Au restaurant du Poisson Rouge, au printemps, la mer vient lécher la terrasse en teck. Le repas est servi sur de lourdes et vastes tables carrées en fer et grossière mosaïque. Il fait soleil, il est treize heure. Un léger vent tempère ses assauts.
Les jumelles sont venues vêtues de légères robes fleuries. Juliette étrenne un « pantacourt » fuchsia et un t-shirt jaune. Robert porte une chemise blanche en lin sur un pantalon écru. Il est pieds nus dans des mocassins de cuir tressé. C'est un dimanche de mai au bord de la mer.
- Que tu es beau, Robert, s'écrie Juliette.
- Ma mère m'a dit, « on dirait un prof de fac en week-end, il ne te manque que le pull sur les épaules ». J'ai pris ça comme un compliment, moi qui sors d'un lycée agricole.
Ils sont là, tous les quatre, partageant silencieusement le plaisir, le bonheur d'être ensemble. Chacun le mesure, l'apprécie, pour lui-même, à sa façon, à la hauteur de ce qu'il en attend.
Juliette regarde sa mère, les yeux perdus vers le large. Elle regarde sa tante et Robert partis dans une conversation, obscure pour elle, sur les poissons de roche indispensables dans la bouillabaisse.
Suzy est heureuse, simplement. Parce que la mer, le soleil, le printemps. Parce que sa sœur qui se maquille, Juliette qui court et rit. Parce que Robert, solide comme un roc avec le cœur en sucre, qui regarde Elise pour lui donner, pas pour lui prendre.
Robert savoure ce moment qu'il a organisé. Un pas de plus l'un vers l'autre. Il lui revient l'histoire du petit prince et du renard. L'apprivoiser.
Elise laisse le vent rabattre ses cheveux sur son visage. Elle écoute la voix de Robert, le rire de Suzy. Elle l'écoute, lui, qui parle sans détours, sans artifice. Il l'apaise. Elle se laisse aller. Son passé ne lui reproche rien.
- Moi, j'ai faim. Robert, tu m'as dit que j'aurai une sole, chantonne Juliette.
- Oh ! Juliette !
- Laissez la, elle à raison. Moi aussi, j'ai faim.
On se regarde. On se parle avec les yeux. On se dit qu'on est heureux.
A la fin du repas, la promenade sur la plage vient naturellement. Suzy entraine sa nièce dans une cueillette bruyante de petits coquillages et bouts de verre polis. Elles laissent derrière elles Elise et Robert se construire une intimité.

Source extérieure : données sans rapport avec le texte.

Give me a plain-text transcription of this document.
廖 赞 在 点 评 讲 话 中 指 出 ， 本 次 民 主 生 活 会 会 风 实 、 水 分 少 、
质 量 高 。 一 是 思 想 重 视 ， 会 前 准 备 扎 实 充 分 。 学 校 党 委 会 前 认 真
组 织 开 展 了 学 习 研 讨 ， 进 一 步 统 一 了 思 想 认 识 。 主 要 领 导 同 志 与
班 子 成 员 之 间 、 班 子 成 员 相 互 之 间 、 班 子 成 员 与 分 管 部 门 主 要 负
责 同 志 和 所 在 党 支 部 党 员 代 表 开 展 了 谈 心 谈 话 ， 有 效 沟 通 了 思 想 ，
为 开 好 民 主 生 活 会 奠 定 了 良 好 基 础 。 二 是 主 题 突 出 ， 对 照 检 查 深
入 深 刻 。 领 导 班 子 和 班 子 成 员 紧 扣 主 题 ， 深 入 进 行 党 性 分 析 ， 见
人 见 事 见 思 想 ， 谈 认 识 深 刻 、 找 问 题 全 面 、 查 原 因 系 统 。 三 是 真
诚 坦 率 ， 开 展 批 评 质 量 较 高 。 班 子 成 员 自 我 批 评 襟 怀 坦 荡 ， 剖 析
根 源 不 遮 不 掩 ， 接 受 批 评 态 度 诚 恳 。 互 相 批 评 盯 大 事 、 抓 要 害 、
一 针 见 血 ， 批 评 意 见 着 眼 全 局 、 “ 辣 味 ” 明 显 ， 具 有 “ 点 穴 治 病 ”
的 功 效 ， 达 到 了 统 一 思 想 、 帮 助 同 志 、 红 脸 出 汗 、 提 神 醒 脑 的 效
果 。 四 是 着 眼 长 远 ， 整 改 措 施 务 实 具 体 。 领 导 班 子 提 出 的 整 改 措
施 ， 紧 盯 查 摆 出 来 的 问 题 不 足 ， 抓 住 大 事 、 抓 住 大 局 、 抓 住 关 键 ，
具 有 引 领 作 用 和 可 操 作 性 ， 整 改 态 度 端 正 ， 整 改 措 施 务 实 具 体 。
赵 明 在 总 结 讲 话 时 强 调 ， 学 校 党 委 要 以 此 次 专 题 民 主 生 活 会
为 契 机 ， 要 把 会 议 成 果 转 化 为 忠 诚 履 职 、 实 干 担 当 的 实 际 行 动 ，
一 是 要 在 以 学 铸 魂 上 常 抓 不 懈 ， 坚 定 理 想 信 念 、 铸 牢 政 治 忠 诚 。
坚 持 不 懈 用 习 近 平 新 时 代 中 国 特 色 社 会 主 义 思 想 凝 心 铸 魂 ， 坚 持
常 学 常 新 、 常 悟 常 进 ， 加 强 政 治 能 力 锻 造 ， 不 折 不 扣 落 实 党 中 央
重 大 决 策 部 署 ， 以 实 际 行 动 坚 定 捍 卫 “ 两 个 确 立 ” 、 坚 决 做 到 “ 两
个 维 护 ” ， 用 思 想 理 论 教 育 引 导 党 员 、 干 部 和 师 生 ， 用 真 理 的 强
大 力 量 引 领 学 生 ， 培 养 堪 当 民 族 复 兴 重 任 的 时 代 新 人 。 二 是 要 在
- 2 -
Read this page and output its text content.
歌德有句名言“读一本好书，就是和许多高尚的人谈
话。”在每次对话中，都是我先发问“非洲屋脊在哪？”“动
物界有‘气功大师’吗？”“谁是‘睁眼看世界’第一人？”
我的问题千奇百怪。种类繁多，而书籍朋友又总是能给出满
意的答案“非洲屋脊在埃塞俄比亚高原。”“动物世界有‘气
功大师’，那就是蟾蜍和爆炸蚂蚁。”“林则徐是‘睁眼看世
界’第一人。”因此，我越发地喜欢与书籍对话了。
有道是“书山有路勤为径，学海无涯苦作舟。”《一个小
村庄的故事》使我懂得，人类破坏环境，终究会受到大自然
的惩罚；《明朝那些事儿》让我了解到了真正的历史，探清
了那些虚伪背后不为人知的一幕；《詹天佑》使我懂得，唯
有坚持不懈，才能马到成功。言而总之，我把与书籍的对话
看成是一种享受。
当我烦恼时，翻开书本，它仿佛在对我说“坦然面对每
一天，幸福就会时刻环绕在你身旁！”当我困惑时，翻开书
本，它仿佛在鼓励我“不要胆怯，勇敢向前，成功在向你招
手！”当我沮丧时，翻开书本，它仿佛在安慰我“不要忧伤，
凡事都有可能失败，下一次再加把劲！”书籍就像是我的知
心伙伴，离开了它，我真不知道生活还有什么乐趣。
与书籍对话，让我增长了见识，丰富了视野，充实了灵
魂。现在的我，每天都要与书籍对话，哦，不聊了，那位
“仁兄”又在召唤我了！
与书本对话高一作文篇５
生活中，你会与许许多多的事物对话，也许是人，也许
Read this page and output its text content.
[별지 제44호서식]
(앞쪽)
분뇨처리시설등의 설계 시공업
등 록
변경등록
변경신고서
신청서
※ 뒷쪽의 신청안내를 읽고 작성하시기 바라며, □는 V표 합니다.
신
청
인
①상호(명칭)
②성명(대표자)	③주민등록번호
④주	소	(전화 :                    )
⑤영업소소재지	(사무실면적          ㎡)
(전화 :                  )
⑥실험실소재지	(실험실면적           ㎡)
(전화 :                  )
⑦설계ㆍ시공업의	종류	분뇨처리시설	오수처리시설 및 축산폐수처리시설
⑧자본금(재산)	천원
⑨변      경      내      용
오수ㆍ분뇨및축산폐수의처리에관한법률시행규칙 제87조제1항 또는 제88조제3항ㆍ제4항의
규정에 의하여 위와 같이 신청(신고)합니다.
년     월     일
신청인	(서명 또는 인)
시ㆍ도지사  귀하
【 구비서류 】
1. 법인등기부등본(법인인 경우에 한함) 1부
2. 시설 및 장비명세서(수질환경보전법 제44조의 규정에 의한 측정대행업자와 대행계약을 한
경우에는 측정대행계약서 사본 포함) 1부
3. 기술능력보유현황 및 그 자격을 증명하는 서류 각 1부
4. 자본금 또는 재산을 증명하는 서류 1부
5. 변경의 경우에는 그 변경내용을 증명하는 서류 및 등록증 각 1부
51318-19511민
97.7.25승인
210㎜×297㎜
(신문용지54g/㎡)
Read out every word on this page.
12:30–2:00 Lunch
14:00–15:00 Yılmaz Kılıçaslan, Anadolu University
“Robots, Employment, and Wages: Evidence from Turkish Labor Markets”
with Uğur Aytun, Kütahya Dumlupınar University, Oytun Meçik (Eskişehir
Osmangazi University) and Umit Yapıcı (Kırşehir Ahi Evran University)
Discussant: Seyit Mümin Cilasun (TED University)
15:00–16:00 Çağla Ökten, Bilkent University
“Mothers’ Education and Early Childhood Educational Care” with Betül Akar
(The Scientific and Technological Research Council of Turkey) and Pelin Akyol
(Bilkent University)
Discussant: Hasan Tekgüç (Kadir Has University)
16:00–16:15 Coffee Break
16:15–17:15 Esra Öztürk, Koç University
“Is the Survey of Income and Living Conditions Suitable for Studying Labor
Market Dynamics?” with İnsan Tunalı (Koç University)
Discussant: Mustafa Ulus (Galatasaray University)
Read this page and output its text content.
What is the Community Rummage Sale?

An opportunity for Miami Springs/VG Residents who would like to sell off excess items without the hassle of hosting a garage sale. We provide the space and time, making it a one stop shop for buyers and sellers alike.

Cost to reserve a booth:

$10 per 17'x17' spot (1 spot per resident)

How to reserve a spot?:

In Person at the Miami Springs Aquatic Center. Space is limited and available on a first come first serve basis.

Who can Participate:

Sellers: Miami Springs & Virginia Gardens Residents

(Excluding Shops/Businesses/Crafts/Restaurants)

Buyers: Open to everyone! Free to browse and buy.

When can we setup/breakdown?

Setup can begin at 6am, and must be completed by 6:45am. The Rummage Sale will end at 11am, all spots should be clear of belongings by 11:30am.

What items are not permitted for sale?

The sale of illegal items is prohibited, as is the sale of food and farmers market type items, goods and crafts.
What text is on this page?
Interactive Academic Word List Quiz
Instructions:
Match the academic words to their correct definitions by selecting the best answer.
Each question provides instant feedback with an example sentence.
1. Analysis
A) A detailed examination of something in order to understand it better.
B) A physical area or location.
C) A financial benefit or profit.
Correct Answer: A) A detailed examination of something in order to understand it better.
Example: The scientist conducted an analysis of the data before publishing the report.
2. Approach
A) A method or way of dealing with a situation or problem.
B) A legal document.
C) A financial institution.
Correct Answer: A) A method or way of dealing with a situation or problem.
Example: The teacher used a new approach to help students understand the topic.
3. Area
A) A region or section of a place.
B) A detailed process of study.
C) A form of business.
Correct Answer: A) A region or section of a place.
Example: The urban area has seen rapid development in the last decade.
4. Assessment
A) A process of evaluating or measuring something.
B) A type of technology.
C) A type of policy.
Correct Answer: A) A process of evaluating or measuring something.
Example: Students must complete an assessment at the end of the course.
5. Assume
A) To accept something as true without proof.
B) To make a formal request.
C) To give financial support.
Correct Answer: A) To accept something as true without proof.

- Robert… Elise passe sa main à son bras. Elle marche appuyée contre lui, le regard bas. Elle cherche, une dernière fois, les mots qu'elle a décidés de dire.
Je suis bien avec vous, je crois avoir compris que c'est un peu pareil pour vous, non ? Simplement, j'ai besoin de temps. Vous comprenez ? Je ne sors pas d'une rupture qui me demanderait de reconstruire. Je sors, enfin… je commence à sortir, à émerger, d'une catastrophe. J'ai survécu. Il a, d'abord, fallu que je me persuade que ce n'était pas injuste. Que la justice n'a rien à voir dans tout ça. C'est difficile. Aujourd'hui je suis plus sereine. Je peux vous regarder et répondre à vos sourires sans m'en vouloir. Je peux accepter le regard des gens du village sans redouter leurs arrières pensées.
J'ai envie de me rapprocher de vous.
J'ai envie de te dire « tu ».
- Vous … tu viens de dire plus que j'en espérais. Toutes tes envies sont les miennes et nous ferons le chemin à ton rythme. Aujourd'hui, tu m'as pris le bras, je sens ton épaule contre moi et même un peu ta hanche.
- Je suis au paradis, et tu me tutoies.